Why do AI agents need high concurrency?
Because the value of AI agents is running many in parallel, and each agent drives its own browser session needing its own clean IP at the same moment. A fleet of hundreds or thousands of agents demands hundreds or thousands of concurrent IPs simultaneously. These workloads are often low-bandwidth but high-concurrency, so a per-connection cap bottlenecks them while a large, uncapped, per-GB pool scales them.
Does high concurrency get you blocked?
Only if you concentrate it. Many parallel requests from one IP, one subnet, or one geo looks like an attack and gets blocked. High concurrency stays safe when it’s spread across a large pool — one IP per session, distributed by geo/ASN, with per-target throttling so you’re polite to each individual site even while running thousands of sessions across the pool. A big, clean pool is what keeps high parallelism much harder to block.
How does DataImpulse handle high concurrency?

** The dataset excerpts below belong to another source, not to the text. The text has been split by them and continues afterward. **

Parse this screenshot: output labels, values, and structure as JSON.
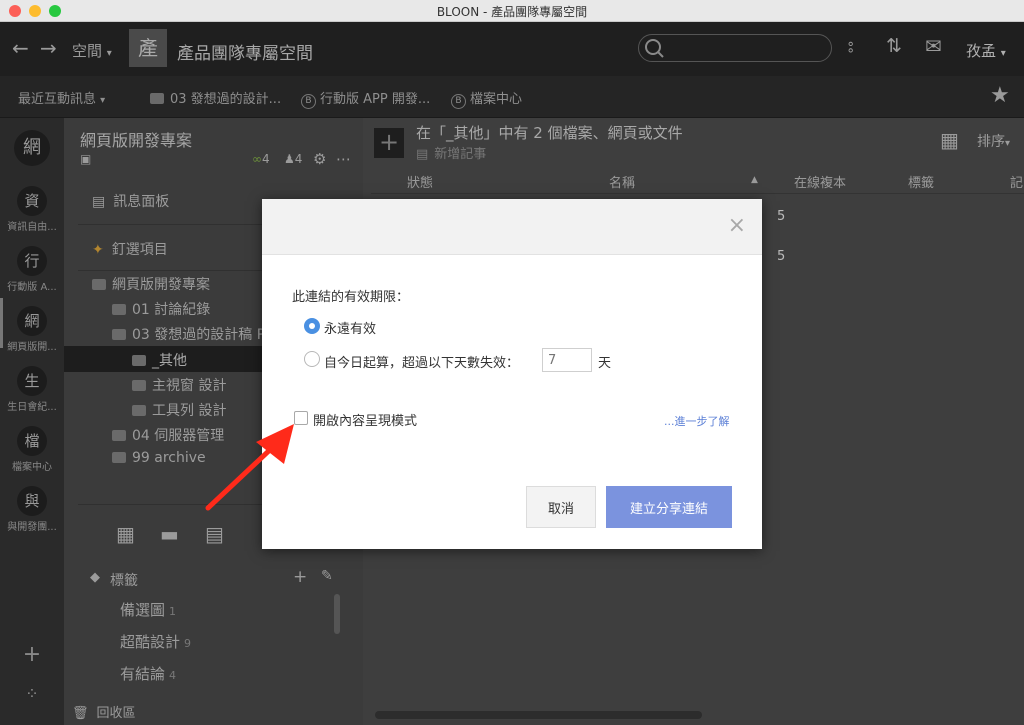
{
  "window": {
    "title": "BLOON - 產品團隊專屬空間"
  },
  "topnav": {
    "space_menu": "空間",
    "space_badge": "產",
    "space_name": "產品團隊專屬空間",
    "user": "孜孟"
  },
  "subnav": {
    "recent": "最近互動訊息",
    "crumb1": "03 發想過的設計...",
    "crumb2_badge": "B",
    "crumb2": "行動版 APP 開發...",
    "crumb3_badge": "B",
    "crumb3": "檔案中心"
  },
  "rail": {
    "items": [
      {
        "glyph": "網",
        "label": ""
      },
      {
        "glyph": "資",
        "label": "資訊自由..."
      },
      {
        "glyph": "行",
        "label": "行動版 A..."
      },
      {
        "glyph": "網",
        "label": "網頁版開..."
      },
      {
        "glyph": "生",
        "label": "生日會紀..."
      },
      {
        "glyph": "檔",
        "label": "檔案中心"
      },
      {
        "glyph": "與",
        "label": "與開發團..."
      }
    ]
  },
  "sidebar": {
    "title": "網頁版開發專案",
    "link_count": "4",
    "member_count": "4",
    "message_board": "訊息面板",
    "pinned": "釘選項目",
    "project_root": "網頁版開發專案",
    "tree": [
      "01 討論紀錄",
      "03 發想過的設計稿 P",
      "_其他",
      "主視窗 設計",
      "工具列 設計",
      "04 伺服器管理",
      "99 archive"
    ],
    "tags_label": "標籤",
    "tags": [
      {
        "name": "備選圖",
        "count": "1"
      },
      {
        "name": "超酷設計",
        "count": "9"
      },
      {
        "name": "有結論",
        "count": "4"
      }
    ],
    "trash": "回收區"
  },
  "main": {
    "heading": "在「_其他」中有 2 個檔案、網頁或文件",
    "new_note": "新增記事",
    "sort": "排序",
    "columns": [
      "狀態",
      "名稱",
      "在線複本",
      "標籤",
      "記"
    ],
    "row_values": [
      "5",
      "5"
    ]
  },
  "dialog": {
    "validity_label": "此連結的有效期限：",
    "option_forever": "永遠有效",
    "option_days": "自今日起算，超過以下天數失效：",
    "days_placeholder": "7",
    "days_unit": "天",
    "content_mode": "開啟內容呈現模式",
    "learn_more": "...進一步了解",
    "cancel": "取消",
    "create": "建立分享連結",
    "close_symbol": "×",
    "selected_option": "永遠有效"
  },
  "colors": {
    "accent": "#7b93de",
    "radio_selected": "#4a90e2",
    "annotation_arrow": "#ff2a1a"
  }
}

DataImpulse allows high concurrency — 2,000 threads by default (raisable on request) — on its residential gateway, with a 90M+ pool across 195 countries, so you can run many parallel sessions and spread them across real-user IPs. Because pricing is $1/GB pay-as-you-go, scaling concurrency adds no per-connection fee — you pay only for the data your parallel requests move. Assign a distinct session per worker, distribute by geo, and scale while monitoring success rate.